В другом случае, постоялец получил сразу несколько ударов ножом: позволил себе на общей кухне, где тогда готовили себе обед сразу несколько человек, назвать одного, много «топтавшего зону» «мужика» очень нехорошим для знающего тюремные порядки словом. Увы, «не следил за базаром, в натуре»! В итоге, вызывали «скорую». Слава Богу, выжил.
Когда-то сам гордый и независимый в суждениях человек, Виктор Петрович, проведя многие годы в шкуре «лишнего человека» и испытав на ней, родимой, всю злобу, ненависть и презрение обычных людей к тем, кого они высокомерно называют словом «бомж», сам же, наконец, до самых глубин души осознал, насколько порочна расхожая и ставшая уже поведенческим штампом сентенция о том, что «жалость унижает человека», столь усердно, с демоническим коварством внушавшаяся нашему обществу еще с советских времен. К каким страшным последствиям, наряду с, пожалуй, главной причиной — потерей Веры, — привело это сегодня само общество. Нравственное омертвение; утрата традиций сострадания и любви к ближнему – не гедонистической и скотской, а истинной – во Христе; беспощадный, облицованный непробиваемыми бетонными блоками эгоизм — все эти «мины замедленного действия» особенно больно взорвались именно сейчас, в наши морально облупившиеся, расхристанные времена.

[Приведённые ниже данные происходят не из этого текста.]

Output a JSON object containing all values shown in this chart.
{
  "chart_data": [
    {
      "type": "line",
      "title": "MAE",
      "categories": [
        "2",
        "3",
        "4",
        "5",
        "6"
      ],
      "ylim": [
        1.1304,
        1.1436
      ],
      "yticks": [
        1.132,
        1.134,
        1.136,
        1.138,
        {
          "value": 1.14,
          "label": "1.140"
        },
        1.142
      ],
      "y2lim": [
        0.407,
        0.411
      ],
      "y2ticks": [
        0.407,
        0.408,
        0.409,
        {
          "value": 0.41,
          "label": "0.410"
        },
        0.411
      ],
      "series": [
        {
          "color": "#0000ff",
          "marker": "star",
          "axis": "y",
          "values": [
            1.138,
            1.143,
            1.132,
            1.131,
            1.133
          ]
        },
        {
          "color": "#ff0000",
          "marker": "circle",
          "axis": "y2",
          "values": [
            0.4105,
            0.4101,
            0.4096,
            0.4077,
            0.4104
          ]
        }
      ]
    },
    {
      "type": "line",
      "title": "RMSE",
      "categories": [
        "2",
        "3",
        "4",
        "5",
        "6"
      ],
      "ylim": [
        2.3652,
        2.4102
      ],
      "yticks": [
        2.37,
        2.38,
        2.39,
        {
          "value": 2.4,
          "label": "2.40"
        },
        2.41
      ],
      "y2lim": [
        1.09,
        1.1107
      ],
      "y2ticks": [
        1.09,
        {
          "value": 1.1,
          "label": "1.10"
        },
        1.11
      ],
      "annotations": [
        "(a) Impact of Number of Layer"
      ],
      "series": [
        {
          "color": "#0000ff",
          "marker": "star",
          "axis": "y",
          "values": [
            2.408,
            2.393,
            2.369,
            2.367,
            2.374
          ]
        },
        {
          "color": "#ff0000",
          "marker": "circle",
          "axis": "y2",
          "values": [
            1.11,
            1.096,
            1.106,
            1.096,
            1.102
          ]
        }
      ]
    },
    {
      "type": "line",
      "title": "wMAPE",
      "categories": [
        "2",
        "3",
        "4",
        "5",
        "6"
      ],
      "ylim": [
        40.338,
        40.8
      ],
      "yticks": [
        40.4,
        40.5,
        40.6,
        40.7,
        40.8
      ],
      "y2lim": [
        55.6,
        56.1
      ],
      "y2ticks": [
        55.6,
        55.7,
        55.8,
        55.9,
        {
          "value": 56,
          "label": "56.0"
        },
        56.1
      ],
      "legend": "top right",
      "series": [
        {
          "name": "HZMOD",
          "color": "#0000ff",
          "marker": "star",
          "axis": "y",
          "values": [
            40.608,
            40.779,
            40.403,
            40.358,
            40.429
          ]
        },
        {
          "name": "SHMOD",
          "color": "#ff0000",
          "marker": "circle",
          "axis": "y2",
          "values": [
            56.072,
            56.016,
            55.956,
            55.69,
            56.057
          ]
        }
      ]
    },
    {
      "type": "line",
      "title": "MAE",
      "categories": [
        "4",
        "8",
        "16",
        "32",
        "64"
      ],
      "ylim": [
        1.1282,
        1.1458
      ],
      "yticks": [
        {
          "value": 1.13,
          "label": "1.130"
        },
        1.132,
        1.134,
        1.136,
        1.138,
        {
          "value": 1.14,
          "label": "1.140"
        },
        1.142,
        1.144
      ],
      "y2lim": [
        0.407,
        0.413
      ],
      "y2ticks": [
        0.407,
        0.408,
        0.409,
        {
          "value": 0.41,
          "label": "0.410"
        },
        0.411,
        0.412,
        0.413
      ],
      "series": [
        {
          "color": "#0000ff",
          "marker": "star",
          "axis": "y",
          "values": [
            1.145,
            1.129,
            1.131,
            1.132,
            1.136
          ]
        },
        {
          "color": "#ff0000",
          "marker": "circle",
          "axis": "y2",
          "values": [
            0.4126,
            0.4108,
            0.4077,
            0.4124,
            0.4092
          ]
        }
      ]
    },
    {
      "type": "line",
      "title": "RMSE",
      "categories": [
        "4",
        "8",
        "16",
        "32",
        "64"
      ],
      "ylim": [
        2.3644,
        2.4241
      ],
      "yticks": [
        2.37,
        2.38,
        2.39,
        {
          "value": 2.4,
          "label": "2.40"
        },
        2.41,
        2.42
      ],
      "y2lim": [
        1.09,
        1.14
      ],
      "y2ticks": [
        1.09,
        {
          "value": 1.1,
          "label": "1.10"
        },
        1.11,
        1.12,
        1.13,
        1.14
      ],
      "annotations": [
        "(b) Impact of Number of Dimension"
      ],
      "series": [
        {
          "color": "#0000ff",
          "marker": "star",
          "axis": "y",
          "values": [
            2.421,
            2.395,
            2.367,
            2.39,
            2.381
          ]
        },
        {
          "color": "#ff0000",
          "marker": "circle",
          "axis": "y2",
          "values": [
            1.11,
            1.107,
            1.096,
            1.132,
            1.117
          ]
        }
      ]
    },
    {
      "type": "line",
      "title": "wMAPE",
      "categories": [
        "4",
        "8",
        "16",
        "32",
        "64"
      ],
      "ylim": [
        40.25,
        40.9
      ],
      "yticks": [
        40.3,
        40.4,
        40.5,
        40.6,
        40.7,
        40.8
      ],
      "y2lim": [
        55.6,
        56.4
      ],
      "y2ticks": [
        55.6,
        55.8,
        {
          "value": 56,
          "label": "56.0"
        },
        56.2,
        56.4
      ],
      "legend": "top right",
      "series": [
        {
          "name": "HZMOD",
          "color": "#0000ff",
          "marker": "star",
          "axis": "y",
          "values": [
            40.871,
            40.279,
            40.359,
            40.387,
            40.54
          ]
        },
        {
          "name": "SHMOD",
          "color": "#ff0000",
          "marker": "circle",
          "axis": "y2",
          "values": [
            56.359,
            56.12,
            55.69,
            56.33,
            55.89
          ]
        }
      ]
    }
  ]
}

Совсем с другими чувствами, намного более глубокими, чем тогда, на Соловках, он посещал теперь храм. Столько лет изучая церковное искусство умом, а не душой, он и фрески в соборах восстанавливал, воспринимая их не окном в другой мир, а просто очередным ярким произведением художественного таланта человека, жившего за несколько веков до него. Спала с его душевных очей пелена, и поразила его открывшаяся сакральная глубина иконы. Ее он теперь ощущал и в намоленных чудотворных образах известных московских храмов, где он с некоторых пор часто любил стоять в торжественном безмолвии на службах, и в маленьких бумажных иконках, во множестве висевших теперь над изголовьем его кровати.
* * *
Умер Виктор Петрович в конце 90-х годов. Его сосед по комнате социальной гостиницы, придя поздно вечером, застал его еще теплым. На устах покойного проглядывалась легкая, умиротворенная улыбка, а в руках, сложенных на груди, крепко обхваченная уже закоченевшими пальцами зажата была простенькая, заправленная в целлулоид иконка Спасителя.